In specific response to Anon User with over 600 votes, and the second Anon User with over 100 votes, I am surprised by your experiences. That is not my experience at all. Of course, the culture does not sit well with everyone, no company culture is perfect. Yes, we work hard. Yes, we care about metrics and numbers. Yes, we all wish that Q2 had gone better and that the stock price was higher. But no one forces anyone to put in “years being worked into the ground” and no one forces you to “put your life on hold.” If the only thing keeping you around was the IPO after “three and something miserable years” then your priorities are all wrong. 
I will not speak for anyone else at Zynga, but what keeps me going is the thrill of making games that millions of people enjoy. What motivates me are the regular, quarterly recognition and rewards (and no, it is not for people “willing to play the politics game,” it is for people who are high performers). What excites me are the opportunities that lie ahead, beyond this single-quarter hiccup. 

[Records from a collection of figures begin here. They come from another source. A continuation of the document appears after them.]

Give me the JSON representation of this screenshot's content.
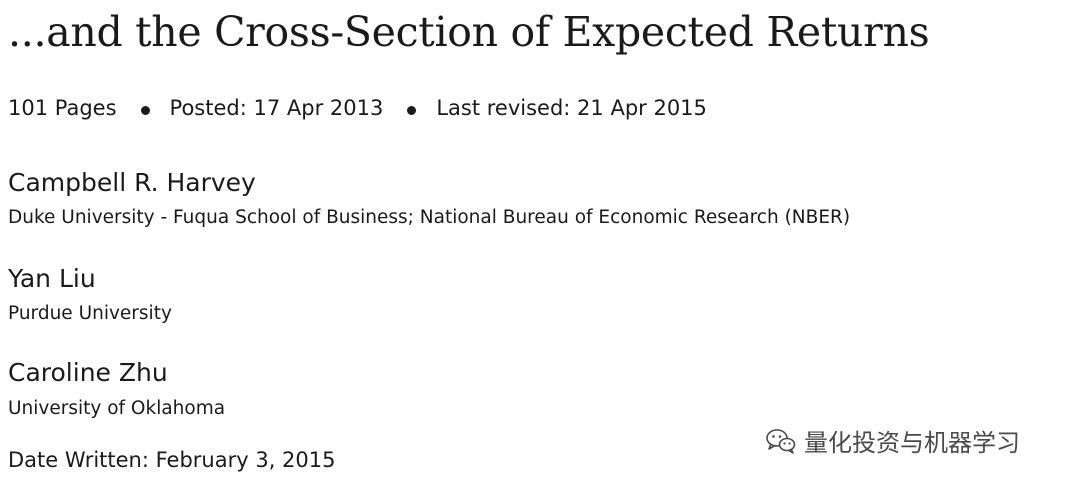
{
  "paper": {
    "title": "...and the Cross-Section of Expected Returns",
    "pages": "101 Pages",
    "posted": "Posted: 17 Apr 2013",
    "last_revised": "Last revised: 21 Apr 2015",
    "date_written": "Date Written: February 3, 2015"
  },
  "authors": [
    {
      "name": "Campbell R. Harvey",
      "affiliation": "Duke University - Fuqua School of Business; National Bureau of Economic Research (NBER)"
    },
    {
      "name": "Yan Liu",
      "affiliation": "Purdue University"
    },
    {
      "name": "Caroline Zhu",
      "affiliation": "University of Oklahoma"
    }
  ],
  "watermark": {
    "text": "量化投资与机器学习",
    "icon": "wechat-icon"
  }
}
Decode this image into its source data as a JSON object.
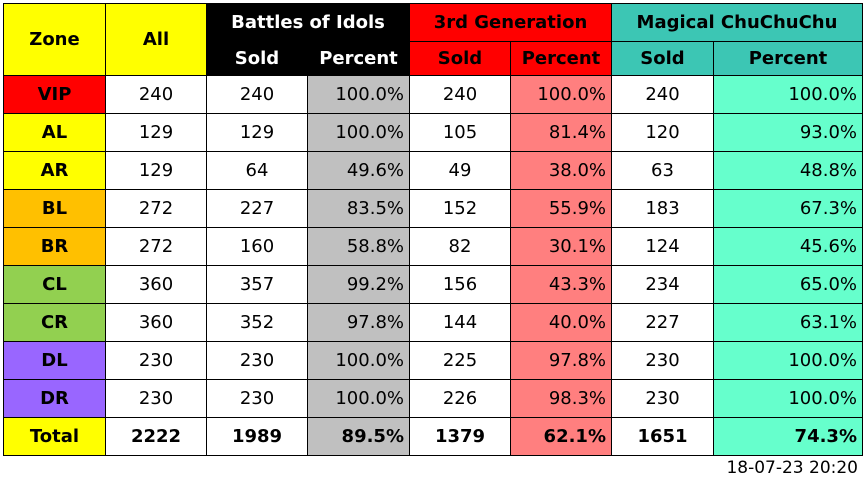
{
  "headers": {
    "zone": "Zone",
    "all": "All",
    "groups": [
      {
        "name": "Battles of Idols",
        "color": "#000000"
      },
      {
        "name": "3rd Generation",
        "color": "#ff0000"
      },
      {
        "name": "Magical ChuChuChu",
        "color": "#3cc6b4"
      }
    ],
    "sold": "Sold",
    "percent": "Percent"
  },
  "zone_colors": {
    "VIP": "#ff0000",
    "AL": "#ffff00",
    "AR": "#ffff00",
    "BL": "#ffc000",
    "BR": "#ffc000",
    "CL": "#92d050",
    "CR": "#92d050",
    "DL": "#9966ff",
    "DR": "#9966ff",
    "Total": "#ffff00"
  },
  "rows": [
    {
      "zone": "VIP",
      "all": "240",
      "b_sold": "240",
      "b_pct": "100.0%",
      "g_sold": "240",
      "g_pct": "100.0%",
      "m_sold": "240",
      "m_pct": "100.0%"
    },
    {
      "zone": "AL",
      "all": "129",
      "b_sold": "129",
      "b_pct": "100.0%",
      "g_sold": "105",
      "g_pct": "81.4%",
      "m_sold": "120",
      "m_pct": "93.0%"
    },
    {
      "zone": "AR",
      "all": "129",
      "b_sold": "64",
      "b_pct": "49.6%",
      "g_sold": "49",
      "g_pct": "38.0%",
      "m_sold": "63",
      "m_pct": "48.8%"
    },
    {
      "zone": "BL",
      "all": "272",
      "b_sold": "227",
      "b_pct": "83.5%",
      "g_sold": "152",
      "g_pct": "55.9%",
      "m_sold": "183",
      "m_pct": "67.3%"
    },
    {
      "zone": "BR",
      "all": "272",
      "b_sold": "160",
      "b_pct": "58.8%",
      "g_sold": "82",
      "g_pct": "30.1%",
      "m_sold": "124",
      "m_pct": "45.6%"
    },
    {
      "zone": "CL",
      "all": "360",
      "b_sold": "357",
      "b_pct": "99.2%",
      "g_sold": "156",
      "g_pct": "43.3%",
      "m_sold": "234",
      "m_pct": "65.0%"
    },
    {
      "zone": "CR",
      "all": "360",
      "b_sold": "352",
      "b_pct": "97.8%",
      "g_sold": "144",
      "g_pct": "40.0%",
      "m_sold": "227",
      "m_pct": "63.1%"
    },
    {
      "zone": "DL",
      "all": "230",
      "b_sold": "230",
      "b_pct": "100.0%",
      "g_sold": "225",
      "g_pct": "97.8%",
      "m_sold": "230",
      "m_pct": "100.0%"
    },
    {
      "zone": "DR",
      "all": "230",
      "b_sold": "230",
      "b_pct": "100.0%",
      "g_sold": "226",
      "g_pct": "98.3%",
      "m_sold": "230",
      "m_pct": "100.0%"
    }
  ],
  "total": {
    "zone": "Total",
    "all": "2222",
    "b_sold": "1989",
    "b_pct": "89.5%",
    "g_sold": "1379",
    "g_pct": "62.1%",
    "m_sold": "1651",
    "m_pct": "74.3%"
  },
  "timestamp": "18-07-23 20:20"
}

The stock price, today, is a turd. We have $1.6bn in the bank, and the markets are behaving as if we are about to go bankrupt. Over the last 4 quarters, we generated $350M in free cash flow. At times like these, if you believe in the long-term prospects of the company like I do, you are happy that Mark Pincus has special voting rights, because it means we aren’t at risk of a shareholder revolt or a hostile takeover. It means we can focus on the future and build that share price back up, one great game at a time. 
I have no doubt that there are indeed individuals at Zynga who have had a rough experience, same as at any other company. Start-up life is rough, as is life at a freshly-IPO’d company with a brand new business model (just ask Amazon.com– how the hell do you make money selling books on the Internet?). Meritocracies can be rough too – if you aren’t a top performer, you see all your peers reaping the rewards while you are treading water. There are strategy changes, and there are re-orgs, and there are late nights. The markets love you, and then they hate you. You take one misstep, and everyone proclaims your demise. The news media picks up on the prevailing meme and broadcasts it over and over into the echo chamber. It can be tough on morale. But ultimately, the bottom line is this: NO ONE IS FORCING ANYONE TO WORK HERE AGAINST THEIR WILL. If you are a top performer, you WILL be rewarded (no politics required). If you are not a top performer, it might suck a little bit. But you can vote with your feet, and just take off. 
On a final note, Zynga has in the region of 3,000 employees. Not everyone is singing kumbaya around a campfire. Shame on Josh Constine and TechCrunch for posting one anonymous individual’s unverified account on Quora of their alleged experience on an unnamed Zynga game team and calling that “news.”